Le sous-sol du Cantal et de l'Ouest Massif central sondé depuis les airs
Le BRGM et la société danoise SkyTem ont survolé le secteur de la vallée du Lot dans le cadre d'une campagne de géophysique aéroportée sur la nature et les propriétés du sous-sol de la région.
Ceux qui ont croisé du regard la semaine dernière ce drôle d'attelage héliporté au-
dessus du bassin d'Aurillac et de la vallée du Lot en ont été quitte pour une bonne liste de questions et suppositions sur la nature de cet objet volant non identifié. Pas de nom de code pour cette opération triennale de géophysique aéroportée diligentée par le ministère de la Transition
écologique sur l'Ouest du Massif central mais des explications, pointues, délivrées vendredi matin sur le tarmac de l'aérodrome d'Aurillac avant un nouveau décollage, par Guillaume Martelet, géophysicien au BRGM, le Bureau de recherches géologiques et minières mandaté pour déployer ce vaste programme de levés de données géophysiques sur la nature de notre sous-sol.
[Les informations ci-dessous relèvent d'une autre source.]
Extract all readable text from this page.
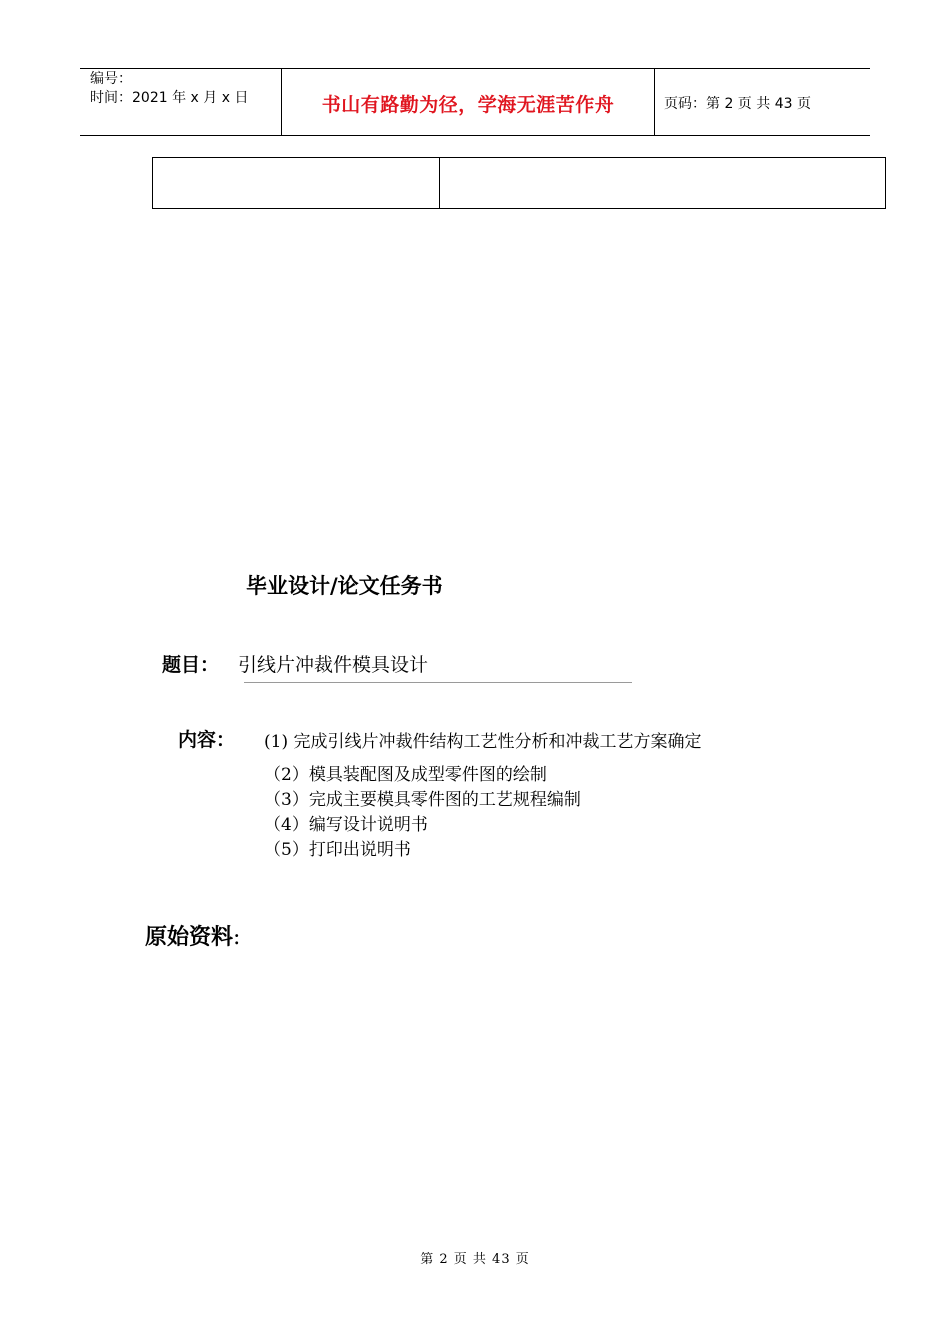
编号：
时间：2021 年 x 月 x 日	书山有路勤为径，学海无涯苦作舟	页码：第 2 页 共 43 页
毕业设计/论文任务书
题目： 引线片冲裁件模具设计
内容： (1) 完成引线片冲裁件结构工艺性分析和冲裁工艺方案确定
（2）模具装配图及成型零件图的绘制
（3）完成主要模具零件图的工艺规程编制
（4）编写设计说明书
（5）打印出说明书
原始资料:
第 2 页 共 43 页
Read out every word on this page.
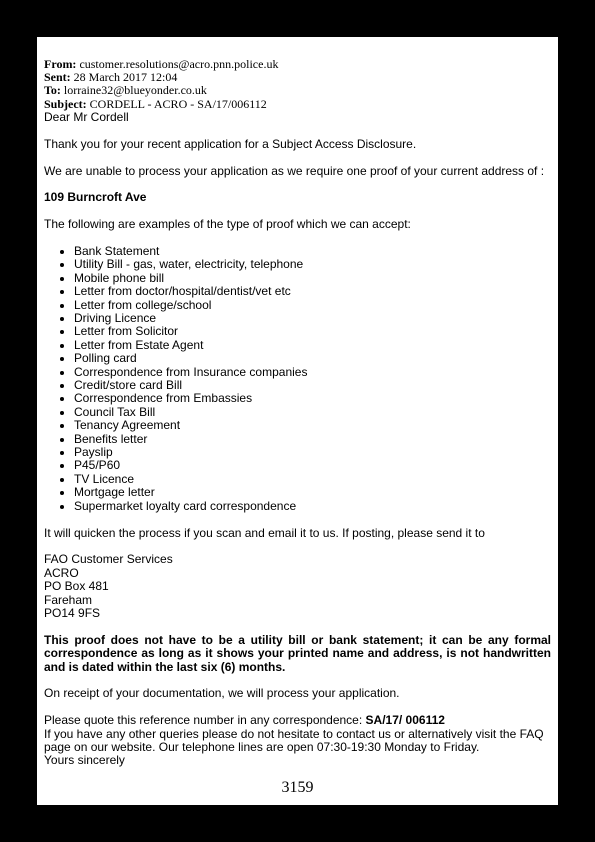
From: customer.resolutions@acro.pnn.police.uk
Sent: 28 March 2017 12:04
To: lorraine32@blueyonder.co.uk
Subject: CORDELL - ACRO - SA/17/006112

Dear Mr Cordell

Thank you for your recent application for a Subject Access Disclosure.

We are unable to process your application as we require one proof of your current address of :

109 Burncroft Ave

The following are examples of the type of proof which we can accept:

• Bank Statement
• Utility Bill - gas, water, electricity, telephone
• Mobile phone bill
• Letter from doctor/hospital/dentist/vet etc
• Letter from college/school
• Driving Licence
• Letter from Solicitor
• Letter from Estate Agent
• Polling card
• Correspondence from Insurance companies
• Credit/store card Bill
• Correspondence from Embassies
• Council Tax Bill
• Tenancy Agreement
• Benefits letter
• Payslip
• P45/P60
• TV Licence
• Mortgage letter
• Supermarket loyalty card correspondence

It will quicken the process if you scan and email it to us. If posting, please send it to

FAO Customer Services
ACRO
PO Box 481
Fareham
PO14 9FS

This proof does not have to be a utility bill or bank statement; it can be any formal correspondence as long as it shows your printed name and address, is not handwritten and is dated within the last six (6) months.

On receipt of your documentation, we will process your application.

Please quote this reference number in any correspondence: SA/17/ 006112

If you have any other queries please do not hesitate to contact us or alternatively visit the FAQ page on our website. Our telephone lines are open 07:30-19:30 Monday to Friday.

Yours sincerely

3159
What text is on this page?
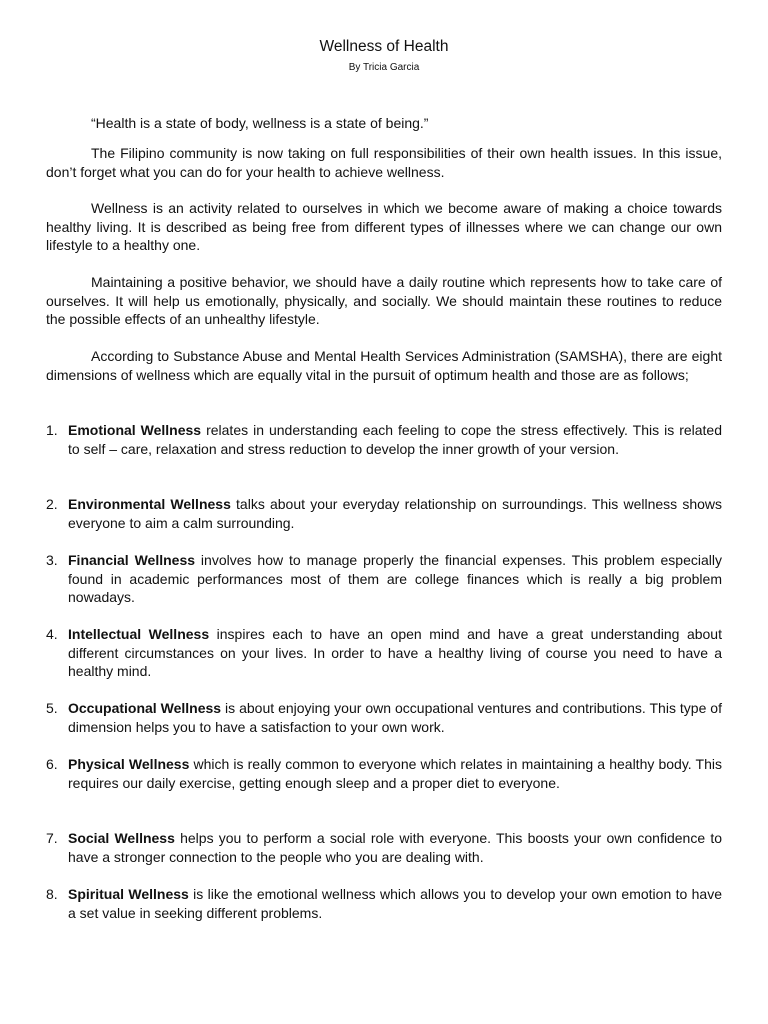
Wellness of Health
By Tricia Garcia
“Health is a state of body, wellness is a state of being.”

The Filipino community is now taking on full responsibilities of their own health issues. In this issue, don’t forget what you can do for your health to achieve wellness.

Wellness is an activity related to ourselves in which we become aware of making a choice towards healthy living. It is described as being free from different types of illnesses where we can change our own lifestyle to a healthy one.

Maintaining a positive behavior, we should have a daily routine which represents how to take care of ourselves. It will help us emotionally, physically, and socially. We should maintain these routines to reduce the possible effects of an unhealthy lifestyle.

According to Substance Abuse and Mental Health Services Administration (SAMSHA), there are eight dimensions of wellness which are equally vital in the pursuit of optimum health and those are as follows;

1. Emotional Wellness relates in understanding each feeling to cope the stress effectively. This is related to self – care, relaxation and stress reduction to develop the inner growth of your version.
2. Environmental Wellness talks about your everyday relationship on surroundings. This wellness shows everyone to aim a calm surrounding.
3. Financial Wellness involves how to manage properly the financial expenses. This problem especially found in academic performances most of them are college finances which is really a big problem nowadays.
4. Intellectual Wellness inspires each to have an open mind and have a great understanding about different circumstances on your lives. In order to have a healthy living of course you need to have a healthy mind.
5. Occupational Wellness is about enjoying your own occupational ventures and contributions. This type of dimension helps you to have a satisfaction to your own work.
6. Physical Wellness which is really common to everyone which relates in maintaining a healthy body. This requires our daily exercise, getting enough sleep and a proper diet to everyone.
7. Social Wellness helps you to perform a social role with everyone. This boosts your own confidence to have a stronger connection to the people who you are dealing with.
8. Spiritual Wellness is like the emotional wellness which allows you to develop your own emotion to have a set value in seeking different problems.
Mieux connaître le sous-sol du Massif central
Quelles types d'informations cherchez-vous à récolter via ce programme ?
Guillaume Martelet : "Ce dispositif de levés aéroporté vise à réaliser des mesures géophysiques : on va embarquer des instruments qui vont nous permettre de sonder, d'imager le sous-sol, sur plusieurs centaines de mètres de profondeur, voire au-delà du kilomètre selon les instruments utilisés. La plupart des questions se concentrent sur la première centaine de mètres du sous-sol mais on peut aussi aller voir plus loin, par exemple pour la géothermie.
Sur ces épaisseurs, on va documenter des variations de certains paramètres du sous-sol, comme l'aimantation des roches ou leur conductivité. Ce qu'on image, ce n'est pas la géologie, ni directement les roches elles-mêmes, c'est leurs propriétés. On va ensuite croiser ces données avec des informations très locales, comme des forages, pour interpréter nos images du sous-sol et en restituer une connaissance géologique. Un peu à la façon d'un IRM. On va ainsi être capable de sortir des modèles 3D de géométrie géologique avec la présence de failles..."
Dans quel but ?
G. M. : "Une fois qu'on connaît mieux la géologie, on va pouvoir mieux répondre à tout un tas de questions sur les ressources en eau, en matériaux, potentiellement sur des ressources minières, mais aussi sur les risques de mouvements de terrain, d'aléas sismiques, sur le potentiel géothermique... Des questions émanant des collectivités locales, des industriels, éventuellement aussi des scientifiques. L'État équipe ainsi la France d'un jeu de données qui devraient permettre d'aider à répondre à toutes ces questions. Aujourd'hui, on ne sait pas exactement où se posent ces questions mais au fil du temps et des questions posées, on pourra ressortir nos données, les réinterpréter selon l'objectif qui nous est assigné. On alimente ainsi une base de données qui va constituer un référentiel valorisé au fil des années."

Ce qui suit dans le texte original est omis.